Research Coordinator - Oncology

Job Description

We’re looking for an experienced Research Coordinator (RC) to join our growing team. The RC plays an integral role in the Oncology Research Department. This is an exciting and challenging position, conducting multicentre centred randomized clinical trials. This position requires significant experience and the ability to adhere to research protocol, working with the Investigator and other team members to carry out various aspects of conducting a clinical trial.

The Oncology Research Coordinator reports to the Manager of Research, Oncology, with accountability to the Oncology leadership team.

• Patient screening, recruitment and consenting according to the study protocol
• Assist Investigators in the initiation of new research
• Ensure completion of eligibility requirements prior to enrollment and randomization
• Facilitate and coordinate the planned cancer treatment schedule for each trial patient
• Carrying out all study procedures including patient assessments, coordinating laboratory, pharmacy, and diagnostic activities pertaining to study
• Specimen preparation and shipping to external labs as per IATA regulations
• Scheduling patient appointments, liaising with various hospitals and health service facilities
• Adherence to all appropriate regulations in the conduct of research
• Accurate data collection, transcription and entry; timely reporting of Adverse Events and Serious Adverse Events to study sponsor, physician and appropriate authorities; resolving sponsor queries
• Maintenance of source documentation and ensuring that copies of test reports, progress notes, toxicity assessments etc. are available in patient medical charts
• Interact with sponsoring agencies regarding requests for clarifications of data and/or assisting monitors during site visits
• Participate in educational programs, workshops and seminars to broaden knowledge, update and develop new skills
• Represent the William Osler Oncology Department at protocol development, study initiation and investigator meetings

Qualifications

• Undergraduate certificate or Bachelor's Degree in health science or related field
• Minimum two years’ experience as a Research Coordinator
• Advanced knowledge of Tri-Council Policy Statement: Ethical Conduct for Research Involving Humans and Health Canada’s Part C, Division 5 of the Food and Drug Regulations
• Certification as a Clinical Research Associate (SOCRA/ARP)
• Knowledge of Microsoft software applications (Word, Excel, PowerPoint,) as well as electronic data entry (EDC) software
• Knowledge of anatomy, physiology, pharmacology, laboratory and diagnostic testing
• Previous experience in Oncology is an asset
• Flexible and cooperative spirit with a strong commitment to team efforts
• Proven ability to prioritize workload and meet deadlines
• Outcome-drive self-starter with the ability to work independently
• Excellent organizational, prioritization, and time-management skills
• Exceptional problem-solving and decision-making skills

Additional Information

Hours: Currently Days, 8 hour shifts (subject to change in accordance with operational requirements)
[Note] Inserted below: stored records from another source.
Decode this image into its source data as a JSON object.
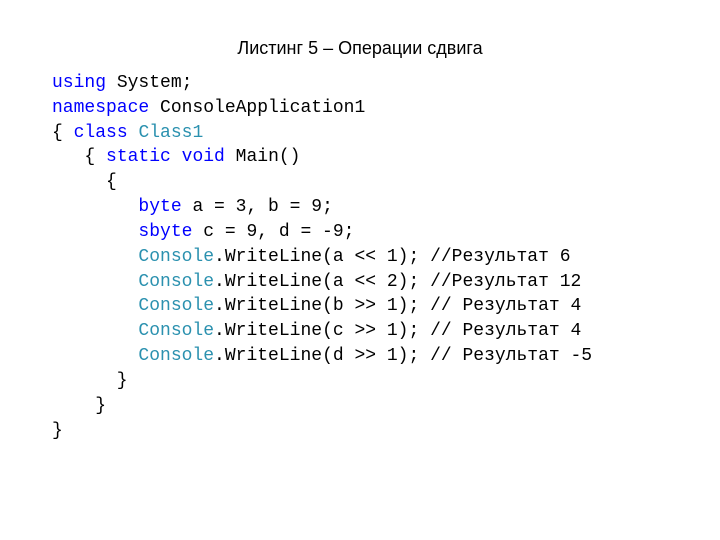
{
  "title": "Листинг 5 – Операции сдвига",
  "code": {
    "l1a": "using",
    "l1b": " System;",
    "l2a": "namespace",
    "l2b": " ConsoleApplication1",
    "l3a": "{ ",
    "l3b": "class",
    "l3c": " ",
    "l3d": "Class1",
    "l4a": "   { ",
    "l4b": "static",
    "l4c": " ",
    "l4d": "void",
    "l4e": " Main()",
    "l5": "     {",
    "l6a": "        ",
    "l6b": "byte",
    "l6c": " a = 3, b = 9;",
    "l7a": "        ",
    "l7b": "sbyte",
    "l7c": " c = 9, d = -9;",
    "l8a": "        ",
    "l8b": "Console",
    "l8c": ".WriteLine(a << 1); //Результат 6",
    "l9a": "        ",
    "l9b": "Console",
    "l9c": ".WriteLine(a << 2); //Результат 12",
    "l10a": "        ",
    "l10b": "Console",
    "l10c": ".WriteLine(b >> 1); // Результат 4",
    "l11a": "        ",
    "l11b": "Console",
    "l11c": ".WriteLine(c >> 1); // Результат 4",
    "l12a": "        ",
    "l12b": "Console",
    "l12c": ".WriteLine(d >> 1); // Результат -5",
    "l13": "      }",
    "l14": "    }",
    "l15": "}"
  }
}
Fully Onsite: Roles involved in direct patient care that are needed onsite for each shift.

Salary:
Minimum: $40.78 per hour
Maximum: $50.97 per hour

Application deadline: March 13, 2026

#LI-RB1

#TFT

#LI-Onsite

Osler values inclusivity and diversity in the workplace. We welcome and encourage applicants from diverse backgrounds. We are committed to providing accessible employment practices that are in compliance with the Accessibility for Ontarians with Disabilities Act. If you require an accommodation at any stage of the recruitment process, please notify Human Resources at human.resources@williamoslerhs.ca.

While we thank all applicants, only those selected for an interview will be contacted. Any information obtained during the course of recruitment will be used for employment recruitment purposes only, and not for any other purpose.